Procès Lionnet à Londres: l'accusé décrit une co-accusée dominante et instable

Procès Lionnet à Londres: l'accusé décrit une co-accusée dominante et instable

Catherine Devallonne, mère de la jeune fille au pair française Sophie Lionnet tuée à Londres arrive au procès des meurtriers présumés le 16 avril 2018 dans la capitale britannique.

AFP, publié le lundi 16 avril 2018 à 16h04

Ouissem Medouni a nié lundi avoir causé la mort de la jeune fille au pair Sophie Lionnet, française comme lui, décrivant devant la justice britannique une relation tumultueuse avec sa compagne et co-accusée de meurtre Sabrina Kouider, une personnalité dominante et instable selon lui.

Avez-vous causé la mort de Sophie Lionnet? "Non", a répondu l'accusé, 40 ans, interrogé par son avocat Orlando Pownall devant la cour criminelle de l'Old Bailey, à Londres.

Le procès, entamé le 19 mars, avait jusqu'ici donné la parole à l'accusation, qui a décrit le calvaire vécu par la jeune fille de 21 ans originaire de Troyes (sud-est de Paris) pendant les vingt mois qui ont précédé sa mort.

Les pompiers, alertés par des voisins intrigués par une importante fumée et une "horrible" odeur, avaient retrouvé le 20 septembre 2017 son cadavre carbonisé dans le jardin du couple de Français, dans le sud-ouest londonien. 

Son corps présentait de multiples fractures au sternum, aux côtes et à la mâchoire mais en raison des brûlures, la cause exacte de la mort n'a pas pu être déterminée. 

S'exprimant en anglais sans l'aide d'un interprète, par des phrases courtes et d'une voix effacée, l'accusé a expliqué avoir rencontré Sabrina Kouider en 2001 à une fête foraine et obtenu son numéro de téléphone par un ami commun. 

"Elle était très, très belle" et "j'étais un peu timide", a-t-il expliqué. 

Issu d'un milieu humble - il a grandi avec son père plombier dans la banlieue sud de Paris-, Ouissem Medouni étudiait alors l'économie à l'université parisienne Panthéon-Assas, tout en travaillant à mi-temps. Après ses études, il a travaillé comme analyste financier, à Paris et à Londres. 

Rapidement, Ouissem Medouni et Sabrina Kouider ont entamé une relation qui durera jusqu'à leur arrestation, mais entrecoupée de plusieurs ruptures, en raison d'aventures amoureuses de sa compagne, a-t-il expliqué. 

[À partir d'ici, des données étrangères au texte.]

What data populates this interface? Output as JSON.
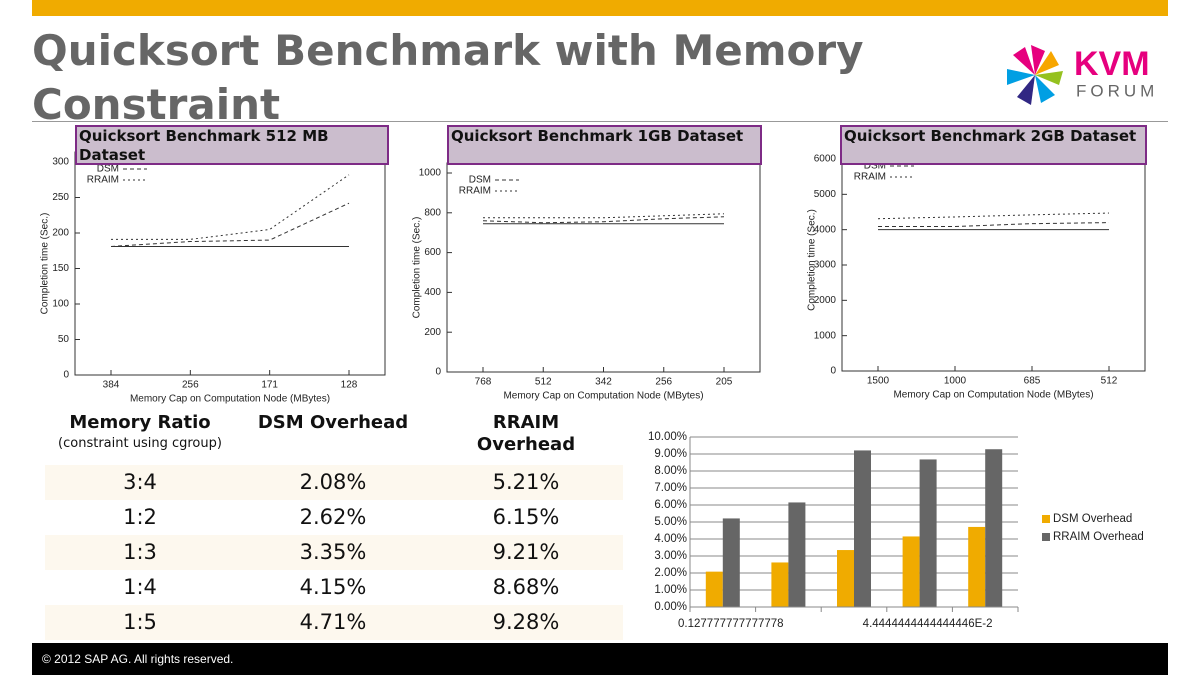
{
  "header": {
    "title": "Quicksort Benchmark with Memory Constraint"
  },
  "logo": {
    "text1": "KVM",
    "text2": "FORUM"
  },
  "chart_data": [
    {
      "type": "line",
      "title": "Quicksort Benchmark 512 MB Dataset",
      "x_label": "Memory Cap on Computation Node (MBytes)",
      "y_label": "Completion time (Sec.)",
      "categories": [
        "384",
        "256",
        "171",
        "128"
      ],
      "ylim": [
        0,
        300
      ],
      "yticks": [
        0,
        50,
        100,
        150,
        200,
        250,
        300
      ],
      "series": [
        {
          "values": [
            181,
            181,
            181,
            181
          ]
        },
        {
          "name": "DSM",
          "values": [
            181,
            188,
            190,
            242
          ]
        },
        {
          "name": "RRAIM",
          "values": [
            191,
            191,
            205,
            282
          ]
        }
      ]
    },
    {
      "type": "line",
      "title": "Quicksort Benchmark 1GB Dataset",
      "x_label": "Memory Cap on Computation Node (MBytes)",
      "y_label": "Completion time (Sec.)",
      "categories": [
        "768",
        "512",
        "342",
        "256",
        "205"
      ],
      "ylim": [
        0,
        1000
      ],
      "yticks": [
        0,
        200,
        400,
        600,
        800,
        1000
      ],
      "series": [
        {
          "values": [
            745,
            745,
            745,
            745,
            745
          ]
        },
        {
          "name": "DSM",
          "values": [
            760,
            750,
            755,
            770,
            780
          ]
        },
        {
          "name": "RRAIM",
          "values": [
            775,
            775,
            775,
            785,
            795
          ]
        }
      ]
    },
    {
      "type": "line",
      "title": "Quicksort Benchmark 2GB Dataset",
      "x_label": "Memory Cap on Computation Node (MBytes)",
      "y_label": "Completion time (Sec.)",
      "categories": [
        "1500",
        "1000",
        "685",
        "512"
      ],
      "ylim": [
        0,
        6000
      ],
      "yticks": [
        0,
        1000,
        2000,
        3000,
        4000,
        5000,
        6000
      ],
      "series": [
        {
          "values": [
            4000,
            4000,
            4000,
            4000
          ]
        },
        {
          "name": "DSM",
          "values": [
            4090,
            4090,
            4170,
            4200
          ]
        },
        {
          "name": "RRAIM",
          "values": [
            4310,
            4360,
            4420,
            4470
          ]
        }
      ]
    },
    {
      "type": "bar",
      "categories": [
        "0.127777777777778",
        null,
        null,
        "4.4444444444444446E-2",
        null
      ],
      "ylim": [
        0,
        10
      ],
      "yticks": [
        {
          "value": 0,
          "label": "0.00%"
        },
        {
          "value": 1,
          "label": "1.00%"
        },
        {
          "value": 2,
          "label": "2.00%"
        },
        {
          "value": 3,
          "label": "3.00%"
        },
        {
          "value": 4,
          "label": "4.00%"
        },
        {
          "value": 5,
          "label": "5.00%"
        },
        {
          "value": 6,
          "label": "6.00%"
        },
        {
          "value": 7,
          "label": "7.00%"
        },
        {
          "value": 8,
          "label": "8.00%"
        },
        {
          "value": 9,
          "label": "9.00%"
        },
        {
          "value": 10,
          "label": "10.00%"
        }
      ],
      "grid": true,
      "series": [
        {
          "name": "DSM Overhead",
          "color": "#f0ab00",
          "values": [
            2.08,
            2.62,
            3.35,
            4.15,
            4.71
          ]
        },
        {
          "name": "RRAIM Overhead",
          "color": "#666666",
          "values": [
            5.21,
            6.15,
            9.21,
            8.68,
            9.28
          ]
        }
      ]
    }
  ],
  "table": {
    "header": [
      "Memory Ratio",
      "DSM Overhead",
      "RRAIM Overhead"
    ],
    "header_note": "(constraint using cgroup)",
    "rows": [
      [
        "3:4",
        "2.08%",
        "5.21%"
      ],
      [
        "1:2",
        "2.62%",
        "6.15%"
      ],
      [
        "1:3",
        "3.35%",
        "9.21%"
      ],
      [
        "1:4",
        "4.15%",
        "8.68%"
      ],
      [
        "1:5",
        "4.71%",
        "9.28%"
      ]
    ]
  },
  "footer": {
    "text": "© 2012 SAP AG. All rights reserved."
  }
}
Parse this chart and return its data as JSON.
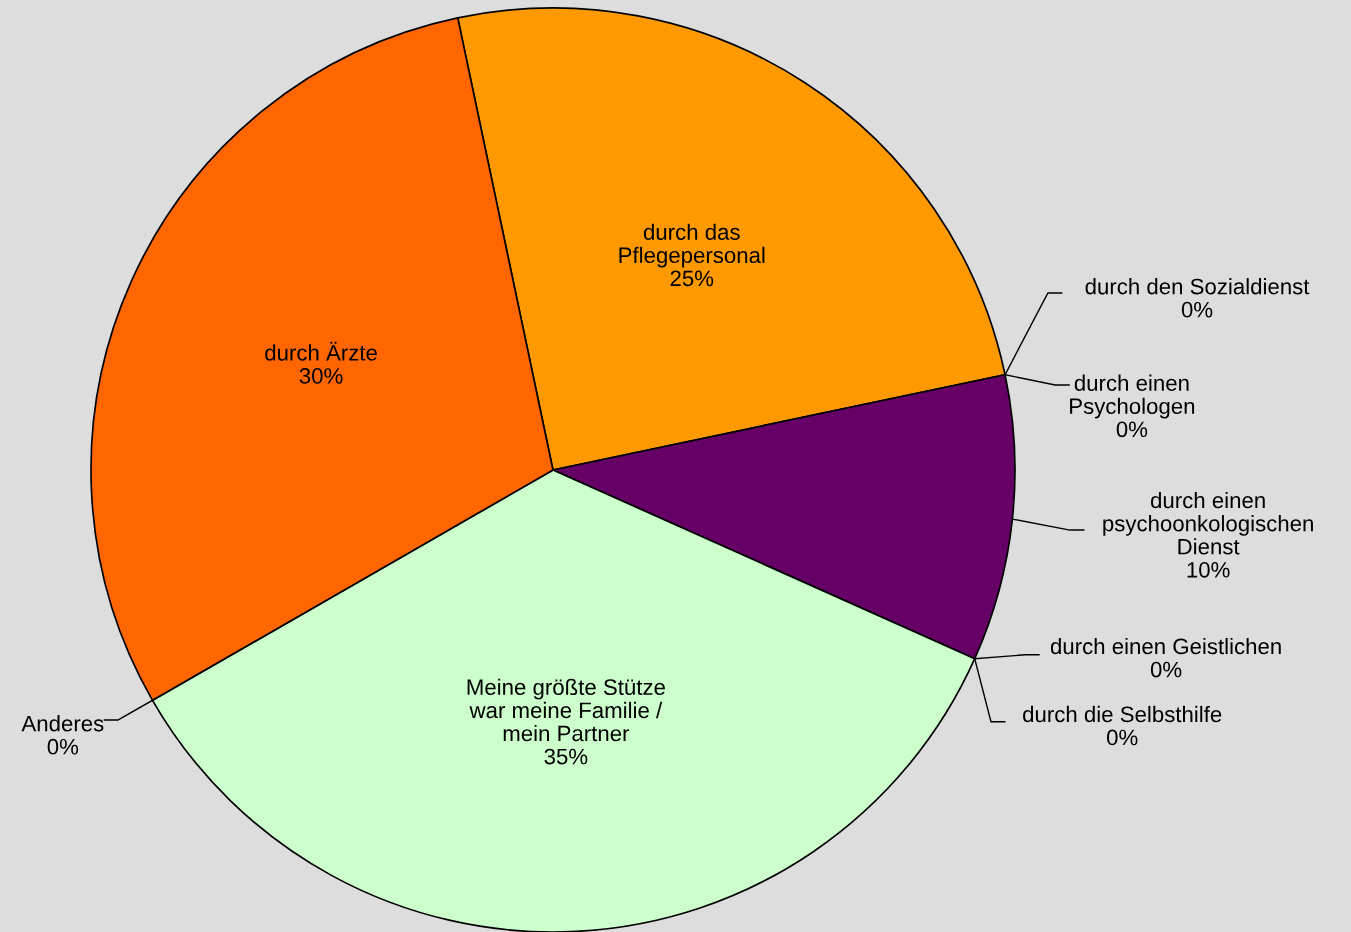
{
  "chart_data": {
    "type": "pie",
    "categories": [
      "durch das\nPflegepersonal",
      "durch den Sozialdienst",
      "durch einen\nPsychologen",
      "durch einen\npsychoonkologischen\nDienst",
      "durch einen Geistlichen",
      "durch die Selbsthilfe",
      "Meine größte Stütze\nwar meine Familie /\nmein Partner",
      "Anderes",
      "durch Ärzte"
    ],
    "values": [
      25,
      0,
      0,
      10,
      0,
      0,
      35,
      0,
      30
    ],
    "value_labels": [
      "25%",
      "0%",
      "0%",
      "10%",
      "0%",
      "0%",
      "35%",
      "0%",
      "30%"
    ],
    "colors": [
      "#ff9900",
      "#993366",
      "#ffff99",
      "#660066",
      "#ccccff",
      "#99ccff",
      "#ccffcc",
      "#3366ff",
      "#ff6600"
    ]
  }
}
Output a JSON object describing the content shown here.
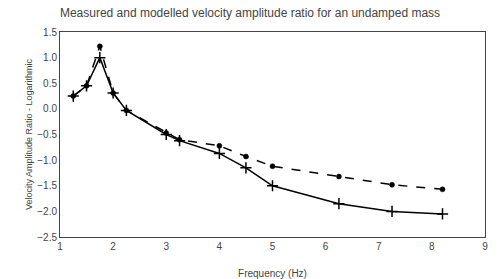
{
  "chart_data": {
    "type": "line",
    "title": "Measured and modelled velocity amplitude ratio for an undamped mass",
    "x_label": "Frequency (Hz)",
    "y_label": "Velocity Amplitude Ratio - Logarithmic",
    "x": [
      1.25,
      1.5,
      1.75,
      2.0,
      2.25,
      3.0,
      3.25,
      4.0,
      4.5,
      5.0,
      6.25,
      7.25,
      8.2
    ],
    "series": [
      {
        "color": "#000000",
        "line_style": "solid",
        "marker": "plus",
        "values": [
          0.25,
          0.45,
          1.0,
          0.31,
          -0.03,
          -0.5,
          -0.62,
          -0.87,
          -1.15,
          -1.5,
          -1.85,
          -2.0,
          -2.05
        ]
      },
      {
        "color": "#000000",
        "line_style": "dashed",
        "marker": "circle",
        "values": [
          0.25,
          0.45,
          1.22,
          0.31,
          -0.03,
          -0.47,
          -0.6,
          -0.72,
          -0.93,
          -1.12,
          -1.32,
          -1.48,
          -1.57
        ]
      }
    ],
    "xlim": [
      1,
      9
    ],
    "ylim": [
      -2.5,
      1.5
    ],
    "xticks": [
      1,
      2,
      3,
      4,
      5,
      6,
      7,
      8,
      9
    ],
    "yticks": [
      {
        "value": -2.5,
        "label": "−2.5"
      },
      {
        "value": -2.0,
        "label": "−2.0"
      },
      {
        "value": -1.5,
        "label": "−1.5"
      },
      {
        "value": -1.0,
        "label": "−1.0"
      },
      {
        "value": -0.5,
        "label": "−0.5"
      },
      {
        "value": 0.0,
        "label": "0.0"
      },
      {
        "value": 0.5,
        "label": "0.5"
      },
      {
        "value": 1.0,
        "label": "1.0"
      },
      {
        "value": 1.5,
        "label": "1.5"
      }
    ],
    "grid": false
  }
}
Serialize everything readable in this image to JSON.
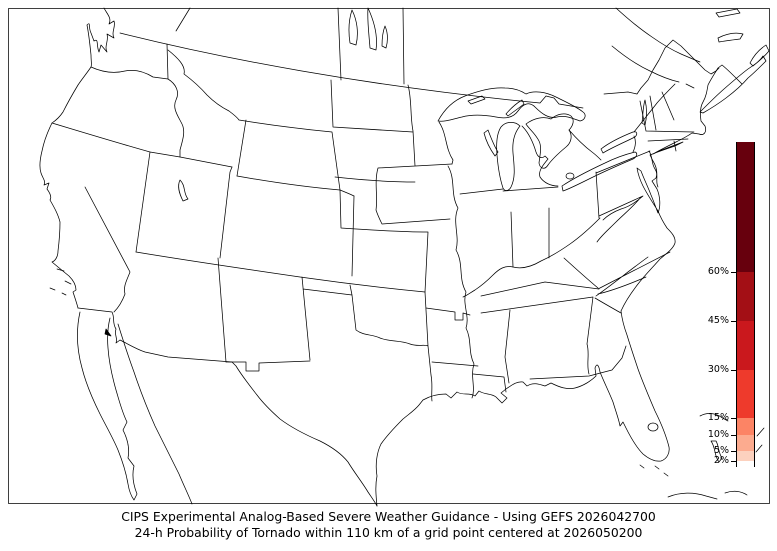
{
  "caption": {
    "line1": "CIPS Experimental Analog-Based Severe Weather Guidance - Using GEFS 2026042700",
    "line2": "24-h Probability of Tornado within 110 km of a grid point centered at 2026050200"
  },
  "map": {
    "region": "Continental United States with state outlines, southern Canada and northern Mexico",
    "probability_shading": "none (no areas at or above 2% probability are shaded)",
    "outline_color": "#000000",
    "background_color": "#ffffff"
  },
  "colorbar": {
    "orientation": "vertical",
    "min": 0,
    "max": 100,
    "unit": "%",
    "segments": [
      {
        "from": 0,
        "to": 2,
        "color": "#ffffff"
      },
      {
        "from": 2,
        "to": 5,
        "color": "#fcd1be"
      },
      {
        "from": 5,
        "to": 10,
        "color": "#fcab8f"
      },
      {
        "from": 10,
        "to": 15,
        "color": "#fc8465"
      },
      {
        "from": 15,
        "to": 30,
        "color": "#ee3a2c"
      },
      {
        "from": 30,
        "to": 45,
        "color": "#ca181d"
      },
      {
        "from": 45,
        "to": 60,
        "color": "#a30f15"
      },
      {
        "from": 60,
        "to": 100,
        "color": "#67000d"
      }
    ],
    "ticks": [
      {
        "value": 60,
        "label": "60%"
      },
      {
        "value": 45,
        "label": "45%"
      },
      {
        "value": 30,
        "label": "30%"
      },
      {
        "value": 15,
        "label": "15%"
      },
      {
        "value": 10,
        "label": "10%"
      },
      {
        "value": 5,
        "label": "5%"
      },
      {
        "value": 2,
        "label": "2%"
      }
    ]
  },
  "chart_data": {
    "type": "heatmap",
    "title": "24-h Probability of Tornado within 110 km of a grid point",
    "model": "GEFS 2026042700",
    "valid": "2026050200",
    "levels_percent": [
      2,
      5,
      10,
      15,
      30,
      45,
      60
    ],
    "level_colors": [
      "#fcd1be",
      "#fcab8f",
      "#fc8465",
      "#ee3a2c",
      "#ca181d",
      "#a30f15",
      "#67000d"
    ],
    "values": "no grid points reach the 2% threshold; map is unshaded",
    "legend_position": "right inside map frame"
  }
}
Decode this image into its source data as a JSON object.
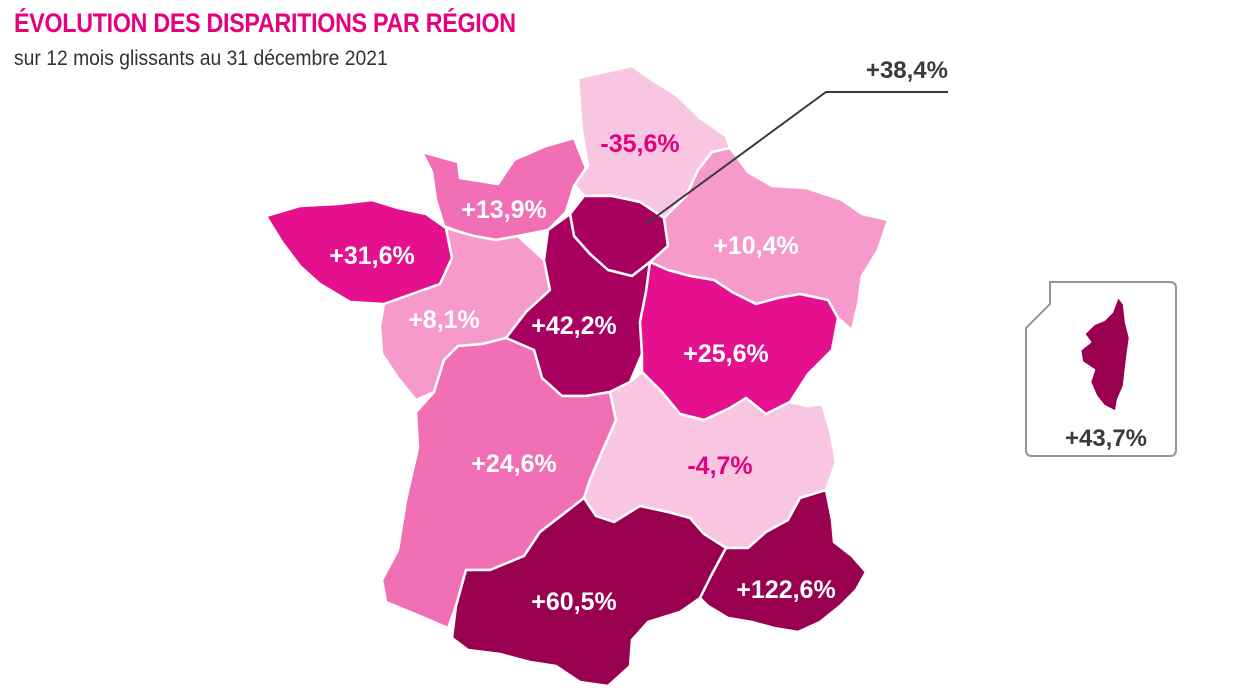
{
  "title": "ÉVOLUTION DES DISPARITIONS PAR RÉGION",
  "subtitle": "sur 12 mois glissants au 31 décembre 2021",
  "colors": {
    "title": "#e6007e",
    "level_lightest": "#f9c6e2",
    "level_light": "#f59acb",
    "level_medium": "#f06fb5",
    "level_strong": "#e4108e",
    "level_dark": "#a8005f",
    "level_darkest": "#99004f",
    "label_on_light": "#e6007e",
    "label_on_dark": "#ffffff",
    "callout_line": "#3a3a3a",
    "inset_border": "#8a9aa0"
  },
  "regions": [
    {
      "id": "hauts-de-france",
      "value": "-35,6%",
      "level": "lightest"
    },
    {
      "id": "normandie",
      "value": "+13,9%",
      "level": "medium"
    },
    {
      "id": "bretagne",
      "value": "+31,6%",
      "level": "strong"
    },
    {
      "id": "pays-de-la-loire",
      "value": "+8,1%",
      "level": "light"
    },
    {
      "id": "ile-de-france",
      "value": "+38,4%",
      "level": "dark"
    },
    {
      "id": "centre-val-de-loire",
      "value": "+42,2%",
      "level": "dark"
    },
    {
      "id": "grand-est",
      "value": "+10,4%",
      "level": "light"
    },
    {
      "id": "bourgogne-franche-comte",
      "value": "+25,6%",
      "level": "strong"
    },
    {
      "id": "nouvelle-aquitaine",
      "value": "+24,6%",
      "level": "medium"
    },
    {
      "id": "auvergne-rhone-alpes",
      "value": "-4,7%",
      "level": "lightest"
    },
    {
      "id": "occitanie",
      "value": "+60,5%",
      "level": "darkest"
    },
    {
      "id": "provence-alpes-cote-d-azur",
      "value": "+122,6%",
      "level": "darkest"
    },
    {
      "id": "corse",
      "value": "+43,7%",
      "level": "darkest"
    }
  ]
}
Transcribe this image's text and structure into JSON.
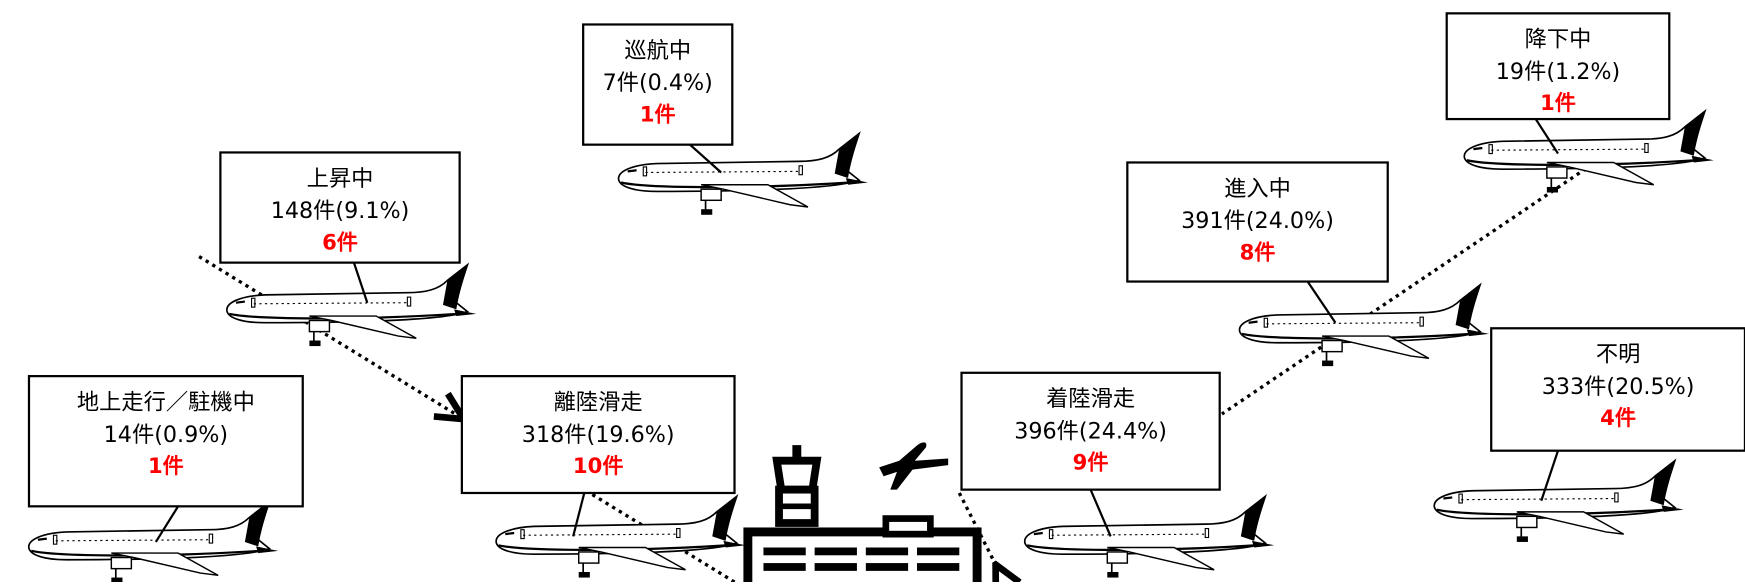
{
  "boxes": [
    {
      "phase": "巡航中",
      "total": "7件(0.4%)",
      "highlight": "1件"
    },
    {
      "phase": "降下中",
      "total": "19件(1.2%)",
      "highlight": "1件"
    },
    {
      "phase": "上昇中",
      "total": "148件(9.1%)",
      "highlight": "6件"
    },
    {
      "phase": "進入中",
      "total": "391件(24.0%)",
      "highlight": "8件"
    },
    {
      "phase": "不明",
      "total": "333件(20.5%)",
      "highlight": "4件"
    },
    {
      "phase": "地上走行／駐機中",
      "total": "14件(0.9%)",
      "highlight": "1件"
    },
    {
      "phase": "離陸滑走",
      "total": "318件(19.6%)",
      "highlight": "10件"
    },
    {
      "phase": "着陸滑走",
      "total": "396件(24.4%)",
      "highlight": "9件"
    }
  ]
}
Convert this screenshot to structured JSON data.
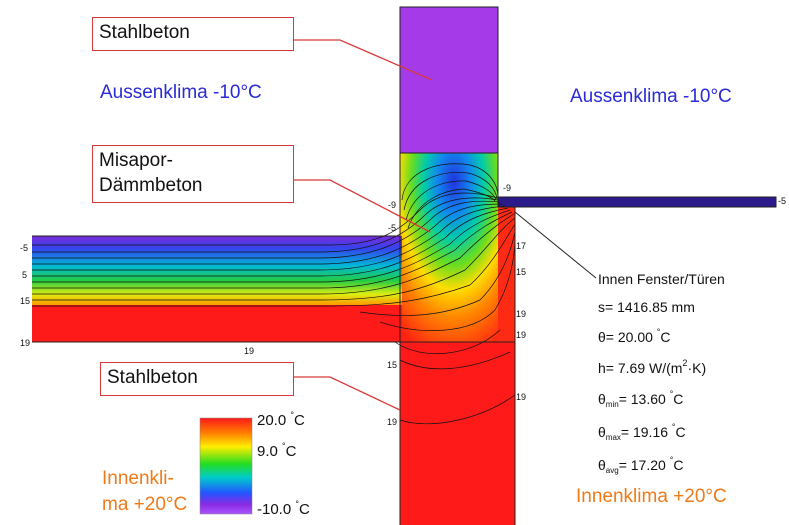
{
  "callouts": {
    "top": "Stahlbeton",
    "middle_line1": "Misapor-",
    "middle_line2": "Dämmbeton",
    "bottom": "Stahlbeton"
  },
  "climate": {
    "outside_left": "Aussenklima -10°C",
    "outside_right": "Aussenklima -10°C",
    "inside_left_line1": "Innenkli-",
    "inside_left_line2": "ma +20°C",
    "inside_right": "Innenklima +20°C",
    "outside_color": "#2a2ad6",
    "inside_color": "#f07a18"
  },
  "info": {
    "title": "Innen Fenster/Türen",
    "s": "s= 1416.85 mm",
    "theta_sym": "θ",
    "theta_rest": "= 20.00",
    "theta_unit": "C",
    "h": "h= 7.69 W/(m",
    "h_sup": "2",
    "h_tail": "·K)",
    "theta_min_sub": "min",
    "theta_min_val": "= 13.60",
    "theta_max_sub": "max",
    "theta_max_val": "= 19.16",
    "theta_avg_sub": "avg",
    "theta_avg_val": "= 17.20",
    "degree": "°",
    "unit_c": "C"
  },
  "legend": {
    "max_val": "20.0",
    "mid_val": "9.0",
    "min_val": "-10.0",
    "deg": "°",
    "unit": "C",
    "colors": [
      "#ff1a1a",
      "#ff7a00",
      "#ffee00",
      "#22dd22",
      "#00cccc",
      "#2255ff",
      "#8a2be2",
      "#aa55ff"
    ]
  },
  "isotherm_labels": {
    "l_m5": "-5",
    "l_5": "5",
    "l_15": "15",
    "l_19_left": "19",
    "l_19_bottom": "19",
    "l_m9_a": "-9",
    "l_m5_b": "-5",
    "l_m9_c": "-9",
    "l_m5_right": "-5",
    "l_17": "17",
    "l_15_r": "15",
    "l_19_r1": "19",
    "l_19_r2": "19",
    "l_15_c": "15",
    "l_19_c": "19",
    "l_19_far": "19"
  }
}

Elle a eu deux enfants avec deux autres hommes, dont Mark Walton, fondateur irlandais du boys band Boyzone en 1993. 

A la question de savoir qui dominait dans leur relation, l'accusé a répondu "elle". Selon lui, elle pouvait avoir "des hauts et des bas en l'espace de quelques secondes" et a fait plusieurs tentatives de suicide. 

"Au cours des dernières années elle criait tous les matins pour rien", l'accusant notamment d'adultère - indûment d'après lui.  

Ouissem Medouni s'est lui-même décrit comme "généreux, travailleur, dévoué et ambitieux" et "jamais" violent envers sa compagne. 

Malgré tout, il est toujours revenu vers elle. "Je l'aime", a-t-il répondu, en précisant que c'était encore le cas. 

Les deux accusés plaident non coupable pour le chef d'accusation de meurtre. Ils ont en revanche plaidé coupable d'entrave à la justice pour avoir tenté de se "débarrasser" du corps "en le brûlant".

Le procès doit se poursuivre jusqu'au 11 mai.